THE DUCK OF RICHMOND AND GORDON

said, that might be so; but how far did the Commissioners go back? Another matter of importance was that of deterioration, and he should like to know what were considered deteriorations by the Commissioners, and the manner in which they were taken into account. He confessed that if he unfortunately stood in the position of the Irish landlord, he should not like to have his rents fixed without knowing the principles which guided the Commissioners. He should doubt very much the justice of having his property handed over to two Commissioners, and should require and expect to have some more accurate information as to the manner in which the rents were fixed than had been given on the present occasion.

EARL GRANVILLE

said, he did not quite understand what the noble Duke and the noble Marquess were aiming at. Did they wish to amend the Act in order to define what noble Lords on either side of the House found so difficult to define last year, or did they wish that the Executive Government should give instructions to the Commissioners? But that was a matter which the Government were not empowered to do by the Act, and which it was not the least incumbent upon the Commissioners to receive.

EARL FORTESCUE

said, he thought it was incumbent on the Government to give their Lordships' House some more information than they had vouchsafed as to the method in which the Land Commissioners had arrived at the re- ductions which they had made in rents. The system of administering the Land Act adopted by the Commissioners threw the greatest possible impediment in the way of amicable arrangements being entered into between landlords and tenants in Ireland.
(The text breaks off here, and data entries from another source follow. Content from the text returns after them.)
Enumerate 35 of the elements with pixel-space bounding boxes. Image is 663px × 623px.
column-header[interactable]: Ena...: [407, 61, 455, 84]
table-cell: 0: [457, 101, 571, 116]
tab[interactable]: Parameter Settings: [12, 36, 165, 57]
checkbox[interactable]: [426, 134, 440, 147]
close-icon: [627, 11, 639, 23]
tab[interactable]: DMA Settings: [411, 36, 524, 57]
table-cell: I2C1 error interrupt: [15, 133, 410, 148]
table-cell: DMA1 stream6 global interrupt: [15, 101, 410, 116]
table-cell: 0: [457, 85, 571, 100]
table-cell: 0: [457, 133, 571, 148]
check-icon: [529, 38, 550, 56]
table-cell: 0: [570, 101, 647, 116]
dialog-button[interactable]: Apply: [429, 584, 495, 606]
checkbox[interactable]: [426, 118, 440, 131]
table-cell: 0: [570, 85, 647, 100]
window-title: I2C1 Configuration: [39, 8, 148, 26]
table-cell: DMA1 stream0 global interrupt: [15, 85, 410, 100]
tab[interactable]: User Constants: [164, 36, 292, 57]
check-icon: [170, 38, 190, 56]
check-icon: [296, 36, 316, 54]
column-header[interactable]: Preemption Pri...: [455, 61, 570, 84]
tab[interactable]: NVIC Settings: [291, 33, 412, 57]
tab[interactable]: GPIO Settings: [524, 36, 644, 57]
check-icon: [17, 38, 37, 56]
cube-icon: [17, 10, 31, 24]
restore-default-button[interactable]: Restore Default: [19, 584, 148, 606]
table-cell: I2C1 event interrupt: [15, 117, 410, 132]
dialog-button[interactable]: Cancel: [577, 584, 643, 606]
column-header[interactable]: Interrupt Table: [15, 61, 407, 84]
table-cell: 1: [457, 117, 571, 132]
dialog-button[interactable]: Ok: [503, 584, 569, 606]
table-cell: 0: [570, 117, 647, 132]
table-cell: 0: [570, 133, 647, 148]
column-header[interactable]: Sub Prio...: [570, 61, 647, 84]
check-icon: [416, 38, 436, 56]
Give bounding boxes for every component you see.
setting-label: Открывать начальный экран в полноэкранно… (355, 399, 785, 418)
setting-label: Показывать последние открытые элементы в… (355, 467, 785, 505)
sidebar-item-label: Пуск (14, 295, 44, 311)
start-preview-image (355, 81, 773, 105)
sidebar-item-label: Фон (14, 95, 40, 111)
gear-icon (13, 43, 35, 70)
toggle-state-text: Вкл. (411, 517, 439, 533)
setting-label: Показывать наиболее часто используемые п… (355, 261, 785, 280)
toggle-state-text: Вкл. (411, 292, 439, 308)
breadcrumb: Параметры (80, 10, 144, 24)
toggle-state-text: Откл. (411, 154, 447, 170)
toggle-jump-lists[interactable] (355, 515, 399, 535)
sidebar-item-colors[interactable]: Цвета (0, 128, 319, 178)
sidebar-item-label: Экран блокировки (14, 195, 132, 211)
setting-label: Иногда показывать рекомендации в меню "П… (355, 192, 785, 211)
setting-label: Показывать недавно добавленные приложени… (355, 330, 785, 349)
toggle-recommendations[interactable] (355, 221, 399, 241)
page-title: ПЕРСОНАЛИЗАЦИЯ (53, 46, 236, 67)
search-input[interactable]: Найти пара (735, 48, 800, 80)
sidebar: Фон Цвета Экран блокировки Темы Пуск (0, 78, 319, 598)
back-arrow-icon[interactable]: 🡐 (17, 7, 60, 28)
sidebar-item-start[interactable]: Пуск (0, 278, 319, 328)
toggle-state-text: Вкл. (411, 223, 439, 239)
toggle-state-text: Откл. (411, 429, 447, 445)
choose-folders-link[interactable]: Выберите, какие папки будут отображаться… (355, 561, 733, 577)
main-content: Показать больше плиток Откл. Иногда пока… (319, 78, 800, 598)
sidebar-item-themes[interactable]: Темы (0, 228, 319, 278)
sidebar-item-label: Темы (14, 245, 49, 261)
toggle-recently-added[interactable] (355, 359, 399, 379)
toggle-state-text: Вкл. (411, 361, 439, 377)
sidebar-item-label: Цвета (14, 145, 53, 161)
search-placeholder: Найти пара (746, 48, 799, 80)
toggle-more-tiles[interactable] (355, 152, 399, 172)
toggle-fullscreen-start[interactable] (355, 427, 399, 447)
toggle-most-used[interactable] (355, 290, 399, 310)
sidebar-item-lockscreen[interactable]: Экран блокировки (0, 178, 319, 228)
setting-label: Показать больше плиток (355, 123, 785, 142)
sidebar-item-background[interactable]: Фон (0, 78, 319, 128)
Landlords had suffered for the good which they had done in making improvements. Reductions had been made from nearly all existing rents, but the Commissioners had not put down what they were separately. They had lumped them altogether and given decisions which practically resulted in this, that no landlord or tenant could infer what his prospects would be if they brought another case into Court, and they could not proceed out of Court. This, it was true, was an important question for landlords, but not for them only. He thought that in common justice both landlords and tenants should be told for what length of time they took into consideration the improvements made by tenants, and all the other circumstances which had induced them to reduce existing rents. He was sorry to say the anticipation which he ventured to express when the Land Bill came first before their Lordship's House last year—namely, that this measure of confiscation would not be accepted as a measure of pacification in Ireland, had, unhappily, been fulfilled. He thought the Government should afford them more information than had been given by the noble Earl.

THE EARL OF BELMORE

said, it was impossible to discover the principles on which the Commissioners had proceeded. They were entirely in the dark. He had tried to settle with a number of his own tenants out of Court; but the only basis he could go upon was to take Griffith's valuation, with a certain percentage added—as much, he thought, as the Sub-Commissioners would sanction. Notwithstanding that his agent had taken a great deal of trouble, in the majority of instances the attempt to settle had failed. Of course, the Executive Government could not order any Court to do anything; but they might have expressed a strong opinion on the subject; and he very much regretted that the noble Lord the Lord Privy Seal (Lord Carlingford) was not able to give a more satisfactory answer to the Questions of the noble Lord.

Petition ordered to lie on the Table.